While I’m on the subject, I should note that, as always, even unobjectionable ideas can easily be taken to absurd, facepalming lengths:
What if we transformed the meaning of occupy yet again? Specifically, what if we thought of Occupy Language as more than the language of the Occupy movement, and began to think about it as a movement in and of itself? What kinds of issues would Occupy Language address? What would taking language back from its self-appointed “masters” look like? We might start by looking at these questions from the perspective of race and discrimination, and answer with how to foster fairness and equality in that realm.
Occupy Language might draw inspiration from both the way that the Occupy movement has reshaped definitions of “occupy,” which teaches us that we give words meaning and that discourses are not immutable, and from the way indigenous movements have contested its use, which teaches us to be ever-mindful about how language both empowers and oppresses, unifies and isolates.
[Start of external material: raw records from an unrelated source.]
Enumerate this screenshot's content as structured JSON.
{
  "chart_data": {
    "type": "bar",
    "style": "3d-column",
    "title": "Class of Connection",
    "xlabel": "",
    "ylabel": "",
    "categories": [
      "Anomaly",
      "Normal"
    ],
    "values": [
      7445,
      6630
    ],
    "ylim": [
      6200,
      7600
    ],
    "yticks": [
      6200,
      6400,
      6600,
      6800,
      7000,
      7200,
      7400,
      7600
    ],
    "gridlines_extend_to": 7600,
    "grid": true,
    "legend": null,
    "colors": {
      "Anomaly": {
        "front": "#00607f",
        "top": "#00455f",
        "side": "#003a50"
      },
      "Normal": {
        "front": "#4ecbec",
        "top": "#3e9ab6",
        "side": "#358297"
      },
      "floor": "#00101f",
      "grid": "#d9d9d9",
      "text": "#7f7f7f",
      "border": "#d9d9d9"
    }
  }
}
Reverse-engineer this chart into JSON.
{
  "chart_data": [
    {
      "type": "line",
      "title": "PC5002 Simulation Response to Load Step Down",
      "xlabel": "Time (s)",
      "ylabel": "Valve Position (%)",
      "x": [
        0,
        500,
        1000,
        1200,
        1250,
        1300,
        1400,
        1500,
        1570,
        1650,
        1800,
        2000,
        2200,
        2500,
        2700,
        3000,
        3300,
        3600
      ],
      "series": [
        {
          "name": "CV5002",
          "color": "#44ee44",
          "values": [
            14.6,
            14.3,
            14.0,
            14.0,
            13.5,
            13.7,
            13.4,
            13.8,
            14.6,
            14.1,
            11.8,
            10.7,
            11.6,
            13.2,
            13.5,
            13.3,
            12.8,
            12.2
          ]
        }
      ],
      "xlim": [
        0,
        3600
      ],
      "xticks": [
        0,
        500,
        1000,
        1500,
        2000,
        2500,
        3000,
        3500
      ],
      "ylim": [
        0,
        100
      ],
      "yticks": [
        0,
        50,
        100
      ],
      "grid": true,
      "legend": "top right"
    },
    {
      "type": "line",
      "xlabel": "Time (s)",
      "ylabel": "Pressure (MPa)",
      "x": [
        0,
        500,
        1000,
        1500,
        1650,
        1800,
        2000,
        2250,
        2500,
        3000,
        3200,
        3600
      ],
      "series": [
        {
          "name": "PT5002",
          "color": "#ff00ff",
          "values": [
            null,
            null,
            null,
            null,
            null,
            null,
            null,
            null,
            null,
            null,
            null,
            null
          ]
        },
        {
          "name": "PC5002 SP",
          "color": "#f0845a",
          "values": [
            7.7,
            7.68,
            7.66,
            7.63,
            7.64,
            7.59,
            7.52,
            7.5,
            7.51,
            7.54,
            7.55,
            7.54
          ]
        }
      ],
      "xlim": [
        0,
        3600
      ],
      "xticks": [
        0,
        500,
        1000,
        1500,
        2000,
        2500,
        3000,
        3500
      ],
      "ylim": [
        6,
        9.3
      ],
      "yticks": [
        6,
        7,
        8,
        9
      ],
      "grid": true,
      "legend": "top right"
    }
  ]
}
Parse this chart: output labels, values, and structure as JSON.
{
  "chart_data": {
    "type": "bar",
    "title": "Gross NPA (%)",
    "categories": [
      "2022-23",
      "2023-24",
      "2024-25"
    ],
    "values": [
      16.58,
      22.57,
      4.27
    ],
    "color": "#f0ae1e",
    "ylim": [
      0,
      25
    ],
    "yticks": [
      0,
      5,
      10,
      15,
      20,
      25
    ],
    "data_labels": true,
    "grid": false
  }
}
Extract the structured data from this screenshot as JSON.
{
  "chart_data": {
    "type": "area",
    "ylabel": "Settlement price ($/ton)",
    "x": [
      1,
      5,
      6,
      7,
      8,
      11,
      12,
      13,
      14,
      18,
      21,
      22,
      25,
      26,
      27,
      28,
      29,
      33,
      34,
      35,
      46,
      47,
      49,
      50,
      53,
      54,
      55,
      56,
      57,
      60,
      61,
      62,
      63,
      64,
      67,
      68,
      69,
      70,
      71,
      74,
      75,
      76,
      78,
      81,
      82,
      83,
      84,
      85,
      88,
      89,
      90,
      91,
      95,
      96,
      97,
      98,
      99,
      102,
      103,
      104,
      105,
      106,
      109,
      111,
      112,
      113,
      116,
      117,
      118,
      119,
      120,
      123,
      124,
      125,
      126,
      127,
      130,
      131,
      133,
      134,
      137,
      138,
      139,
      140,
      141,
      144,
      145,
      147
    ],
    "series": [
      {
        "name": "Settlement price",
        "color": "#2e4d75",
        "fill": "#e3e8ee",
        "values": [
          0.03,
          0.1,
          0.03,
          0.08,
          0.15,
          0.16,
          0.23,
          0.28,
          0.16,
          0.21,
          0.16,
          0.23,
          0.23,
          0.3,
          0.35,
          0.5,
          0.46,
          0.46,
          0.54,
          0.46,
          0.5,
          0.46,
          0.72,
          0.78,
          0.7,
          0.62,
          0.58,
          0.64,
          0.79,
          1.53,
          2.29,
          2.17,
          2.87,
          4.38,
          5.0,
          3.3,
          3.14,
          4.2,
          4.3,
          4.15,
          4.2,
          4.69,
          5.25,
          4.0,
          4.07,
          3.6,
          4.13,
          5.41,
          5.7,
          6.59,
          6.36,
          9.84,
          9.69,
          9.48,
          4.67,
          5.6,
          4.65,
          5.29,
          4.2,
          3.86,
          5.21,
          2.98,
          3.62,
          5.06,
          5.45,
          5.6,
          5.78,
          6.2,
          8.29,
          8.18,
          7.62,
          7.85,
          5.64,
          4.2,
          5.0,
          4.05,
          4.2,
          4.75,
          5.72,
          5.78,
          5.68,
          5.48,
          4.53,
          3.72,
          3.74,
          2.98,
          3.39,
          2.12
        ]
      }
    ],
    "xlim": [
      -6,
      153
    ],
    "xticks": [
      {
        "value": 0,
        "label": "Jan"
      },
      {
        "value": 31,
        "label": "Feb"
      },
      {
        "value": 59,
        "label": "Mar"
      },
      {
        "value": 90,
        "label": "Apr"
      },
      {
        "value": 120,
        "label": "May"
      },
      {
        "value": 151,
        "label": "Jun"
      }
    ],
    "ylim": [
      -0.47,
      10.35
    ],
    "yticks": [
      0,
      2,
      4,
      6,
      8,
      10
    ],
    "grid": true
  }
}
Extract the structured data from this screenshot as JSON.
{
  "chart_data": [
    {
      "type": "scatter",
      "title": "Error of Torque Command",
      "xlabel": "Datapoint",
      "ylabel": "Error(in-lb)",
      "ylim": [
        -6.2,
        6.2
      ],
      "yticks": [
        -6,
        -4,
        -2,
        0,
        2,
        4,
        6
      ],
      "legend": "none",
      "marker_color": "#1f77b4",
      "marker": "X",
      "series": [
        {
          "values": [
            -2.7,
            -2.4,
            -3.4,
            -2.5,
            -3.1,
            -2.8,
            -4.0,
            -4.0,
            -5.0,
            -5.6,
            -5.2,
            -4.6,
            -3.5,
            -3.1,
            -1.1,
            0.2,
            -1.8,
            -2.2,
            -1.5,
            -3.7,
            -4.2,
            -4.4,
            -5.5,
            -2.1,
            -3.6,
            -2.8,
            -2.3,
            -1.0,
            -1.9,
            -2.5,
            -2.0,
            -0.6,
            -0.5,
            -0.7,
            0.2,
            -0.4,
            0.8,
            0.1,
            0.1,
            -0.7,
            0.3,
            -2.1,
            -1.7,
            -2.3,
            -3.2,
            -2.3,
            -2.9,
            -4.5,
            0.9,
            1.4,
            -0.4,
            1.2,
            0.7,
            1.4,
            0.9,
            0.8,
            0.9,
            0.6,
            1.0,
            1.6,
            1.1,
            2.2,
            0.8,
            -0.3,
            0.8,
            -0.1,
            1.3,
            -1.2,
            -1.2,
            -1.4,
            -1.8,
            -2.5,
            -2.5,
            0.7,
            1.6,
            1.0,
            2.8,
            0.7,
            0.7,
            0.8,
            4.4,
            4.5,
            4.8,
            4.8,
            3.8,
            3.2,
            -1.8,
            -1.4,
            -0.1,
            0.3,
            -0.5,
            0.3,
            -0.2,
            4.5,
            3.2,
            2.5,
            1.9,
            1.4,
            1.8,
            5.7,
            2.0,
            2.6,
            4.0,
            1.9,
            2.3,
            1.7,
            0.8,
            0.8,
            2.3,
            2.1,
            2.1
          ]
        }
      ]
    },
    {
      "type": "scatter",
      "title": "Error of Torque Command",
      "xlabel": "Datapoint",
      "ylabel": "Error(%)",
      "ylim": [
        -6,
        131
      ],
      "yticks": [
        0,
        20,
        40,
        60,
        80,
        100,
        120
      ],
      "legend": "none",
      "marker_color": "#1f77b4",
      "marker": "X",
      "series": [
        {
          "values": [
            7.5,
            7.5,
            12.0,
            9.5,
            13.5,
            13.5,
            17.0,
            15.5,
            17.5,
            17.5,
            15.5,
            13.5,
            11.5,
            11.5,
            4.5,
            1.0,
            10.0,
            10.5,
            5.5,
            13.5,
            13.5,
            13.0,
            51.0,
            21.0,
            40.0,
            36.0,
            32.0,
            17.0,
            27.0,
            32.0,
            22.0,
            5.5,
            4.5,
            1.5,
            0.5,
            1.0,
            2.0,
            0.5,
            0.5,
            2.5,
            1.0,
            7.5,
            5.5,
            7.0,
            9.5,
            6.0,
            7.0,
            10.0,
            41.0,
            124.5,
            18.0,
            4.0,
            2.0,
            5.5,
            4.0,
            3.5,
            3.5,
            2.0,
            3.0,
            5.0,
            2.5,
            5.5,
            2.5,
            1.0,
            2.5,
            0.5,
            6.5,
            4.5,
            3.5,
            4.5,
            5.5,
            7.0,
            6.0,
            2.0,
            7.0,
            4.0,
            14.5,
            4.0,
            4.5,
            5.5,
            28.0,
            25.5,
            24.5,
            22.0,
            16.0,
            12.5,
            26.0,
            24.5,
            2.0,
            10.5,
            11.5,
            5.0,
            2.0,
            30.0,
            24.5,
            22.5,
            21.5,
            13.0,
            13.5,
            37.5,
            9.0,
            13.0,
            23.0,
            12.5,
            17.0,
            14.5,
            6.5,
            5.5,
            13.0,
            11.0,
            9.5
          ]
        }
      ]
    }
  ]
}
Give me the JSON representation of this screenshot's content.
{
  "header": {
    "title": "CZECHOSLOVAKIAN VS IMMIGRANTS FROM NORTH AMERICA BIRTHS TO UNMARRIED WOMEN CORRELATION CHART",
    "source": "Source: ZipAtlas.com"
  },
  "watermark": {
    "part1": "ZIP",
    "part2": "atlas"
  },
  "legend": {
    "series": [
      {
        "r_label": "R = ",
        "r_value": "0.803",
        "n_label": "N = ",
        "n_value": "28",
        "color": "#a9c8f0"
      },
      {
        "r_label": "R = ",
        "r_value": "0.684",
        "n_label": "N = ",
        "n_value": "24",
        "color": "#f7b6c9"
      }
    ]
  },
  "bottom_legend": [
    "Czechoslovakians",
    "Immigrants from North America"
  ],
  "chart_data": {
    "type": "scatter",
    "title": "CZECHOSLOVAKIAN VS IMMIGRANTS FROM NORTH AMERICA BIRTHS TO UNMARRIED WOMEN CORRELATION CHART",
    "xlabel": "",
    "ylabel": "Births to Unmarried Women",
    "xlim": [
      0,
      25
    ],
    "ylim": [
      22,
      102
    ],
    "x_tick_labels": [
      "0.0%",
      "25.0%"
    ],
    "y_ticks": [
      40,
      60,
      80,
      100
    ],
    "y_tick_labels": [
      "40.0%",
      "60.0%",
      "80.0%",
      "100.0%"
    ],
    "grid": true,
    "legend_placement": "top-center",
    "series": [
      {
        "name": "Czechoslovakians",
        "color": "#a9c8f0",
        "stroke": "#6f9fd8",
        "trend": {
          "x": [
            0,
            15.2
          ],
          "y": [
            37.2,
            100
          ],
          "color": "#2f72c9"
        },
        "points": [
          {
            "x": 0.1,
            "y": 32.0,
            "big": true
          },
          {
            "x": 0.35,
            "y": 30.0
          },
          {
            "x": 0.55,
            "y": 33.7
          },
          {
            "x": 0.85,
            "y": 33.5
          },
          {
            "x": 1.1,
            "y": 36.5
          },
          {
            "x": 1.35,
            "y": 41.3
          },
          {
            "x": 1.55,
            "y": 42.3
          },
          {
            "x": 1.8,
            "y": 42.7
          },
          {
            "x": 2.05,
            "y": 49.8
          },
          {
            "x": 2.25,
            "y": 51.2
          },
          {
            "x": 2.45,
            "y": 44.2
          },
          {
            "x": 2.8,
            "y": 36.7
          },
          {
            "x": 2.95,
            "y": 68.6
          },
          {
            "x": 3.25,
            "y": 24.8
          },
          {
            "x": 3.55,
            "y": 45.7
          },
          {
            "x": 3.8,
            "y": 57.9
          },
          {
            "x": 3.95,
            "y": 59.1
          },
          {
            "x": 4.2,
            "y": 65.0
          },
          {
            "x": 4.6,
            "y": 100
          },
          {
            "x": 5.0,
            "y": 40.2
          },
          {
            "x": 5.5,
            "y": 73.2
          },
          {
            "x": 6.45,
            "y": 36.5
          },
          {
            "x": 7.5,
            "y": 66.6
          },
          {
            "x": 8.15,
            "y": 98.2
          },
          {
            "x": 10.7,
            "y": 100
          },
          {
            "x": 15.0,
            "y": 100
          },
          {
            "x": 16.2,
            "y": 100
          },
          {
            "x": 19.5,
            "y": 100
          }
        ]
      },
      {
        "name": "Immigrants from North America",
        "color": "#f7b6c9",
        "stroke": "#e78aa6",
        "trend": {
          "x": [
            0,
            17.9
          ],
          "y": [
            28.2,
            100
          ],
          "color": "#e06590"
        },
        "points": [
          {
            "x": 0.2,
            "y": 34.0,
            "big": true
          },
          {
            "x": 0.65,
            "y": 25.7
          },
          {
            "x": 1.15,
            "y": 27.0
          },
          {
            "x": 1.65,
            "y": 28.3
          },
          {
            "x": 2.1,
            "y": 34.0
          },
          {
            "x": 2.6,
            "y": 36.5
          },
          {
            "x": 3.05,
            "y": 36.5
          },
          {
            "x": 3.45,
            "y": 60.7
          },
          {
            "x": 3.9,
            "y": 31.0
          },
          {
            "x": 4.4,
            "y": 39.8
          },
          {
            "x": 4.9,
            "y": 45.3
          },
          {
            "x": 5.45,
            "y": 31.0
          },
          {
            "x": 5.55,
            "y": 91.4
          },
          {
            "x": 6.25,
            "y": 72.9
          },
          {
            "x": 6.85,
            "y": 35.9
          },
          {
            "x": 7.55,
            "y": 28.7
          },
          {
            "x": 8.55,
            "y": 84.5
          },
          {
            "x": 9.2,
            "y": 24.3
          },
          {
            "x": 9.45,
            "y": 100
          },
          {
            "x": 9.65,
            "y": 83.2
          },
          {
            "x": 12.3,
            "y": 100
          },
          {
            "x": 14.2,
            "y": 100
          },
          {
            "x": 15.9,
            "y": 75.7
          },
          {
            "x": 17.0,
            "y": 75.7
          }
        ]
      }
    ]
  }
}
For starters, Occupy Language might first look inward. In a recent interview, Julian Padilla of the People of Color Working Group pushed the Occupy movement to examine its linguistic choices:
To occupy means to hold space, and I think a group of anti-capitalists holding space on Wall Street is powerful, but I do wish the NYC movement would change its name to “‘decolonise Wall Street”’ to take into account history, indigenous critiques, people of colour and imperialism… Occupying space is not inherently bad, it’s all about who and how and why. When white colonizers occupy land, they don’t just sleep there over night, they steal and destroy. When indigenous people occupied Alcatraz Island it was (an act of) protest.
This linguistic change can remind Americans that a majority of the 99 percent has benefited from the occupation of native territories.